An diesem Nachmittag ergibt sich auf den Ablagerungen der Eiszeit folgendes Zwischenbild: Vier Menschen verharren stumm auf einer Ackerscholle im Regen, obwohl sie es nicht müssten. Ein junger Landwirt mit stoppelkurzen Haaren und kleinen braunen Augen, höchstens Mitte Zwanzig, steht neben der Führerkabine seines Treckers und raucht eine Selbstgedrehte. Er ist sehr dick und erstaunlich blass für jemand, der viel draußen arbeitet.

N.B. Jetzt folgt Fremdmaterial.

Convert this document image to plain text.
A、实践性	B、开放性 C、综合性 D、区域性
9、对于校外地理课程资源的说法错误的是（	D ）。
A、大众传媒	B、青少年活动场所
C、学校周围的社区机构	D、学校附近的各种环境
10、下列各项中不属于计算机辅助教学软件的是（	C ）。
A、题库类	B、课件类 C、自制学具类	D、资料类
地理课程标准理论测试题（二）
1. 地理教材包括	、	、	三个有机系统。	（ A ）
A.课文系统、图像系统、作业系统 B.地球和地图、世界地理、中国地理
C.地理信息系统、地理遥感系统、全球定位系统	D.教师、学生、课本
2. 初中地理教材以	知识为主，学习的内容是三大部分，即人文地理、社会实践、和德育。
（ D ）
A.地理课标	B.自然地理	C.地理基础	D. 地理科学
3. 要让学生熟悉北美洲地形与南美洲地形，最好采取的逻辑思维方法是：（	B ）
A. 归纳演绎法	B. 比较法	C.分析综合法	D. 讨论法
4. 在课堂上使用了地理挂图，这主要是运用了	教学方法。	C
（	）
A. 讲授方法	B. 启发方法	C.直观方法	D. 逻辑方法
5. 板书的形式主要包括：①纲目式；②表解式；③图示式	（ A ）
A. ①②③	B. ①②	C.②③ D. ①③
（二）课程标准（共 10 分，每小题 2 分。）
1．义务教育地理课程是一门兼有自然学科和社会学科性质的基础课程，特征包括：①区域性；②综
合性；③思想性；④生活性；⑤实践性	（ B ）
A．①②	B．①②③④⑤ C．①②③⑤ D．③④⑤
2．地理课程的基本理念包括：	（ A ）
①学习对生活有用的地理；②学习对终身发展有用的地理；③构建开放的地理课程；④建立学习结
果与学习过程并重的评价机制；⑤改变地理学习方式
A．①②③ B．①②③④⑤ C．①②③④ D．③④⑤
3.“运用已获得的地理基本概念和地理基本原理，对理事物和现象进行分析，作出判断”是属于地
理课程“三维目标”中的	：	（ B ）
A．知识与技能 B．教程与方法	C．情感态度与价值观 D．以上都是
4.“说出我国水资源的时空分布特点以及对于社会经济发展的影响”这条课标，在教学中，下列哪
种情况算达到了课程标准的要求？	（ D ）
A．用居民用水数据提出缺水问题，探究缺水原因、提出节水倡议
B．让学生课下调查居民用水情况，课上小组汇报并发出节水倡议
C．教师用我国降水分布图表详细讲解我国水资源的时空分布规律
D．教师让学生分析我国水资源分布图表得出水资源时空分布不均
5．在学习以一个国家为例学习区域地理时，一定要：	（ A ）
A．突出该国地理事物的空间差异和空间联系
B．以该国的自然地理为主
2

Etwas weiter entfernt hockt Steff in Jeans und weißem langärmligen T-Shirt auf dem abgeernteten, regennassen Feld und blickt in die trübe Wolkenwand, die sie nicht weit schauen lässt. Sie sieht angegriffen aus, ihre Augen sind eingefallen, ihre Gesichtsfarbe ist kalkweiß. Deuters hat eine blasse Schramme auf der Stirn und kniet vor seinem VW-Golf, der vollkommen ramponiert ist. Deuters will nicht einsehen, dass der Wagen nur noch für den Schrottplatz taugt, er versucht verzweifelt, mit bloßen Händen den Kotflügel vom Reifen seines zerdepperten Golfs wegzuhebeln, um ihn wieder fahrbereit zu machen, was nicht gelingt. Das Blech gibt höchstens für Sekunden nach und schnellt dann in seine zerbeulte Form zurück.
Gerald ist der Einzige, der eine Regenjacke trägt, er holt einen Anorak aus dem Landrover und legt ihn Steff fürsorglich über die Schulter.
»Bitte«, sagt er.
Steff schnellt aus der Hocke in den Stand und schaut ihn dankbar an.
»Ich will hier weg.«
»Dann komm.«
Sie schauen beide zu Deuters, der außer seinem Wagen nichts mehr wahrzunehmen scheint. Ihm läuft der Schweiß von der Stirn, weil er den verbogenen Kotflügel auch mit aller Kraft nicht bewegt bekommt.
»Vergiss es, der ist Schrott«, brummelt der junge Bauer.
Deuters starrt ihn mit giftigem Blick an.
»Das wird ein juristisches Nachspiel haben«, zischt er.
Der Jungbauer lacht hämisch.
»Das will ich hoffen! Sie waren viel zu schnell und haben nicht aufgepasst.«
»Von wegen, die Schuld liegt eindeutig bei Ihnen.«
Der Bauer nimmt einen tiefen Zug aus seiner Filterlosen.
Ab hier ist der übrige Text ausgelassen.